6. "Do you want to be a man?"
Having short hair does not automatically signal a desire to go through a gender transition. In 2014, it's pretty pathetic that people still have to be told this. Whether or not short hair has culturally been perceived as masculine in modern culture, the assumption that anyone with short hair is masculine and, by additional slippery logic, desires to be a man, is ridiculous and insulting to pretty much everyone. Having masculine qualities is not the same thing as being a man, nor should they be undesirable. Men, like the guy at this blog, are merely threatened by women with short hair because they feel an infringement on their man-power.
7. "Sorry, I only date women with long hair."

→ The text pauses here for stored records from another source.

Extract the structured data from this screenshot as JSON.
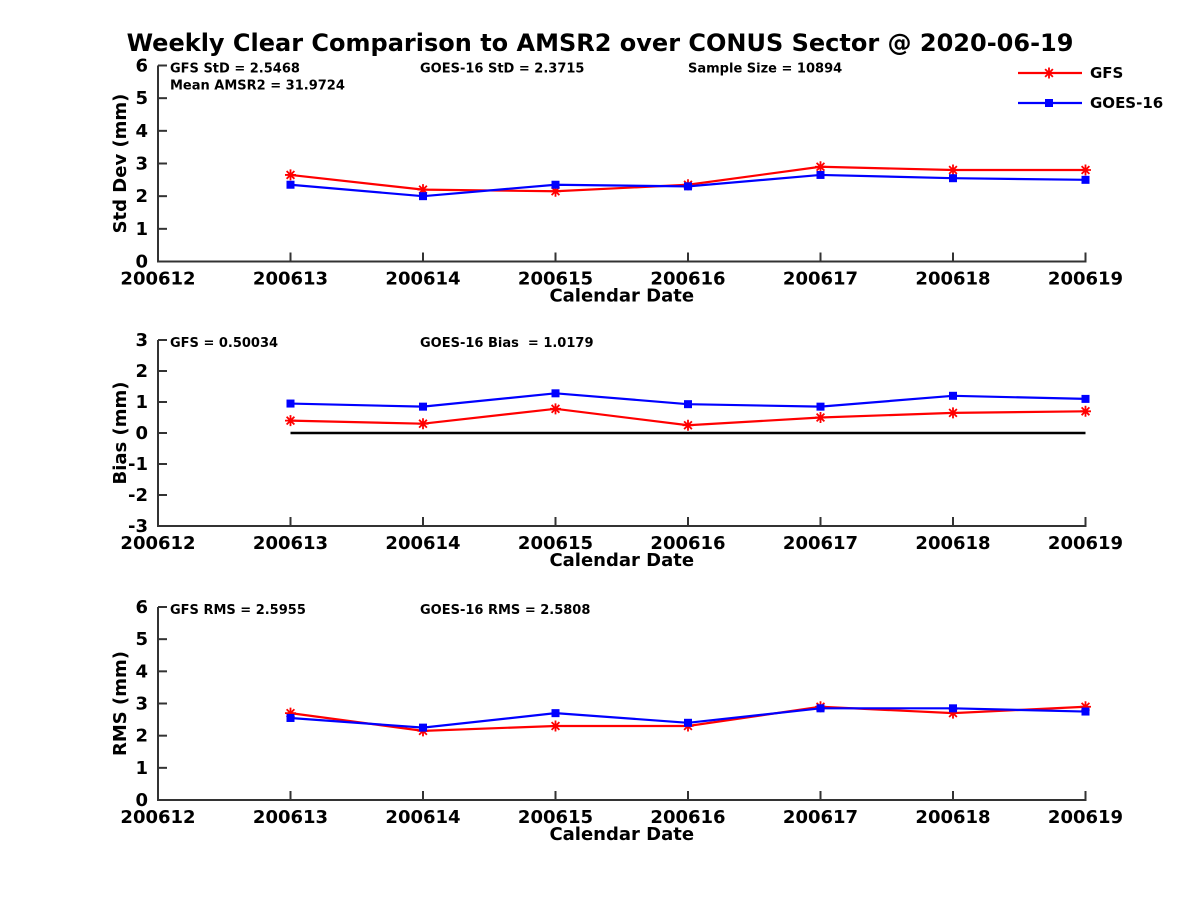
{
  "title": "Weekly Clear Comparison to AMSR2 over CONUS Sector @ 2020-06-19",
  "colors": {
    "gfs": "#ff0000",
    "goes16": "#0000ff",
    "axis": "#333333",
    "text": "#000000",
    "zero_line": "#000000",
    "background": "#ffffff"
  },
  "legend": {
    "items": [
      {
        "label": "GFS",
        "color": "#ff0000",
        "marker": "star"
      },
      {
        "label": "GOES-16",
        "color": "#0000ff",
        "marker": "square"
      }
    ]
  },
  "chart_data": [
    {
      "id": "std-dev",
      "type": "line",
      "title": "",
      "xlabel": "Calendar Date",
      "ylabel": "Std Dev (mm)",
      "ylim": [
        0,
        6
      ],
      "yticks": [
        0,
        1,
        2,
        3,
        4,
        5,
        6
      ],
      "xticks": [
        "200612",
        "200613",
        "200614",
        "200615",
        "200616",
        "200617",
        "200618",
        "200619"
      ],
      "x": [
        "200613",
        "200614",
        "200615",
        "200616",
        "200617",
        "200618",
        "200619"
      ],
      "series": [
        {
          "name": "GFS",
          "color": "#ff0000",
          "marker": "star",
          "values": [
            2.65,
            2.2,
            2.15,
            2.35,
            2.9,
            2.8,
            2.8
          ]
        },
        {
          "name": "GOES-16",
          "color": "#0000ff",
          "marker": "square",
          "values": [
            2.35,
            2.0,
            2.35,
            2.3,
            2.65,
            2.55,
            2.5
          ]
        }
      ],
      "annotations": [
        {
          "text": "GFS StD = 2.5468",
          "col": 0,
          "row": 0
        },
        {
          "text": "GOES-16 StD = 2.3715",
          "col": 1,
          "row": 0
        },
        {
          "text": "Sample Size = 10894",
          "col": 2,
          "row": 0
        },
        {
          "text": "Mean AMSR2 = 31.9724",
          "col": 0,
          "row": 1
        }
      ],
      "zero_line": false,
      "grid": false,
      "legend_position": "top-right"
    },
    {
      "id": "bias",
      "type": "line",
      "title": "",
      "xlabel": "Calendar Date",
      "ylabel": "Bias (mm)",
      "ylim": [
        -3,
        3
      ],
      "yticks": [
        -3,
        -2,
        -1,
        0,
        1,
        2,
        3
      ],
      "xticks": [
        "200612",
        "200613",
        "200614",
        "200615",
        "200616",
        "200617",
        "200618",
        "200619"
      ],
      "x": [
        "200613",
        "200614",
        "200615",
        "200616",
        "200617",
        "200618",
        "200619"
      ],
      "series": [
        {
          "name": "GFS",
          "color": "#ff0000",
          "marker": "star",
          "values": [
            0.4,
            0.3,
            0.78,
            0.25,
            0.5,
            0.65,
            0.7
          ]
        },
        {
          "name": "GOES-16",
          "color": "#0000ff",
          "marker": "square",
          "values": [
            0.95,
            0.85,
            1.28,
            0.93,
            0.85,
            1.2,
            1.1
          ]
        }
      ],
      "annotations": [
        {
          "text": "GFS = 0.50034",
          "col": 0,
          "row": 0
        },
        {
          "text": "GOES-16 Bias  = 1.0179",
          "col": 1,
          "row": 0
        }
      ],
      "zero_line": true,
      "grid": false
    },
    {
      "id": "rms",
      "type": "line",
      "title": "",
      "xlabel": "Calendar Date",
      "ylabel": "RMS (mm)",
      "ylim": [
        0,
        6
      ],
      "yticks": [
        0,
        1,
        2,
        3,
        4,
        5,
        6
      ],
      "xticks": [
        "200612",
        "200613",
        "200614",
        "200615",
        "200616",
        "200617",
        "200618",
        "200619"
      ],
      "x": [
        "200613",
        "200614",
        "200615",
        "200616",
        "200617",
        "200618",
        "200619"
      ],
      "series": [
        {
          "name": "GFS",
          "color": "#ff0000",
          "marker": "star",
          "values": [
            2.7,
            2.15,
            2.3,
            2.3,
            2.9,
            2.7,
            2.9
          ]
        },
        {
          "name": "GOES-16",
          "color": "#0000ff",
          "marker": "square",
          "values": [
            2.55,
            2.25,
            2.7,
            2.4,
            2.85,
            2.85,
            2.75
          ]
        }
      ],
      "annotations": [
        {
          "text": "GFS RMS = 2.5955",
          "col": 0,
          "row": 0
        },
        {
          "text": "GOES-16 RMS = 2.5808",
          "col": 1,
          "row": 0
        }
      ],
      "zero_line": false,
      "grid": false
    }
  ]
}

It's not only men who create these stereotypes, of course: Women can be just as guilty. Case in point, there is a stereotype among some in the lesbian community that long hair connotes being a pushover in bed. At the same time, long hair has also been used to suggest a very different aspect of a woman's sexuality, her sluttiness. As Laurie Penny writes at the New Statesman, "The 'manosphere' really hates short-haired girls." She explains that beyond this logic, "men like long hair," and they become irate over short hair, which suggests a woman's lack of desire to please a man. And "what sane woman would ever want to do anything that decreases her capacity to please men?"